Customers can even write messages on the plates before tossing them. This, however, is a tad unsettling because the shards are donated to local schools and art programs, and I dare say that some of those messages will not be appropriate for young eyes. Let’s hope that no more than three letters can fit on most of the remnants.

The Smash Shack is a novel idea, one that may in fact fill a much needed niche, and there is more innovation to be had. After all, maybe some people just want a safe environment to trash their own things (an ex’s record collection, for example, or a mother-in-law’s favorite teapot). Perhaps the management can offer to project the faces of one’s ex or a political figure on the wall.
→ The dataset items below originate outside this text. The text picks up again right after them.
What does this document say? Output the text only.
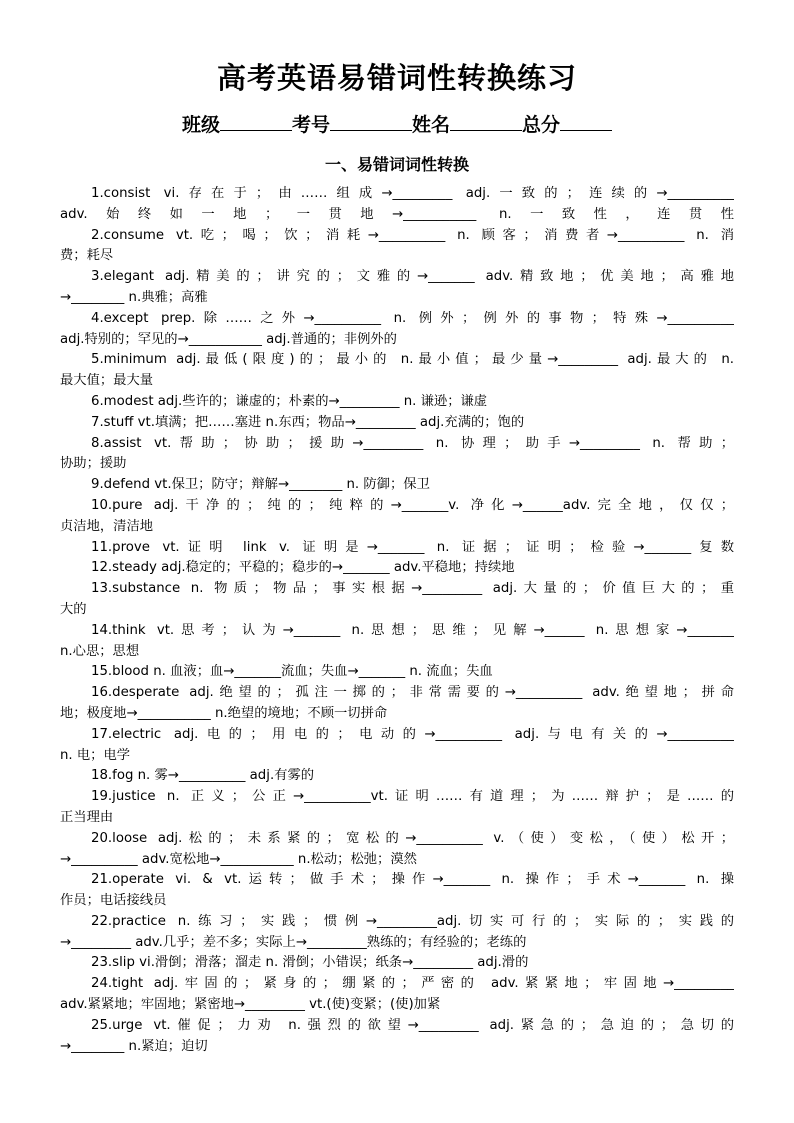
高考英语易错词性转换练习
班级	考号	姓名	总分
一、易错词词性转换
1.consist vi.存在于；由……组成→_________ adj.一致的；连续的→__________
adv.始终如一地；一贯地→___________ n.一致性，连贯性
2.consume vt.吃；喝；饮；消耗→__________ n. 顾客；消费者→__________ n. 消
费；耗尽
3.elegant adj.精美的；讲究的；文雅的→_______ adv.精致地；优美地；高雅地
→________ n.典雅；高雅
4.except prep.除……之外→__________ n. 例外；例外的事物；特殊→__________
adj.特别的；罕见的→___________ adj.普通的；非例外的
5.minimum adj.最低(限度)的；最小的 n.最小值；最少量→_________ adj.最大的 n.
最大值；最大量
6.modest adj.些许的；谦虚的；朴素的→_________ n. 谦逊；谦虚
7.stuff vt.填满；把……塞进 n.东西；物品→_________ adj.充满的；饱的
8.assist vt.帮助；协助；援助→_________ n. 协理；助手→_________ n. 帮助；
协助；援助
9.defend vt.保卫；防守；辩解→________ n. 防御；保卫
10.pure adj.干净的；纯的；纯粹的→_______v. 净化→______adv.完全地，仅仅；
贞洁地，清洁地
11.prove vt.证明 link v. 证明是→_______ n. 证据；证明；检验→_______复数
12.steady adj.稳定的；平稳的；稳步的→_______ adv.平稳地；持续地
13.substance n. 物质；物品；事实根据→_________ adj.大量的；价值巨大的；重
大的
14.think vt.思考；认为→_______ n.思想；思维；见解→______ n.思想家→_______
n.心思；思想
15.blood n. 血液；血→_______流血；失血→_______ n. 流血；失血
16.desperate adj.绝望的；孤注一掷的；非常需要的→__________ adv.绝望地；拼命
地；极度地→___________ n.绝望的境地；不顾一切拼命
17.electric adj.电的；用电的；电动的→__________ adj.与电有关的→__________
n. 电；电学
18.fog n. 雾→__________ adj.有雾的
19.justice n. 正义；公正→__________vt.证明……有道理；为……辩护；是……的
正当理由
20.loose adj.松的；未系紧的；宽松的→__________ v.（使）变松，（使）松开；
→__________ adv.宽松地→___________ n.松动；松弛；漠然
21.operate vi. & vt.运转；做手术；操作→_______ n. 操作；手术→_______ n. 操
作员；电话接线员
22.practice n.练习；实践；惯例→_________adj.切实可行的；实际的；实践的
→_________ adv.几乎；差不多；实际上→_________熟练的；有经验的；老练的
23.slip vi.滑倒；滑落；溜走 n. 滑倒；小错误；纸条→_________ adj.滑的
24.tight adj.牢固的；紧身的；绷紧的；严密的 adv.紧紧地；牢固地→_________
adv.紧紧地；牢固地；紧密地→_________ vt.(使)变紧；(使)加紧
25.urge vt.催促；力劝 n.强烈的欲望→_________ adj.紧急的；急迫的；急切的
→________ n.紧迫；迫切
One might even be able to charge one’s HMO for the cost, categorizing it as a form of therapy.

There’s certainly room to expand, and though Lavely isn’t exactly shattering her business goals just yet, the catharsis industry may be a new territory suited for fed-up investors looking to break their own molds. I can’t wait for someone to open an Effigies R’ Us, where you can design your own burnt offerings in the shape of a nemesis and even choose the aromatic wood to be used, be it a Hickory Clinton, a Burning Bush, or even a Balsamic Bin Laden. You just know they’d do gangbusters during barbecue season. In short, when it comes to a new business in your town, rage could be all the rage.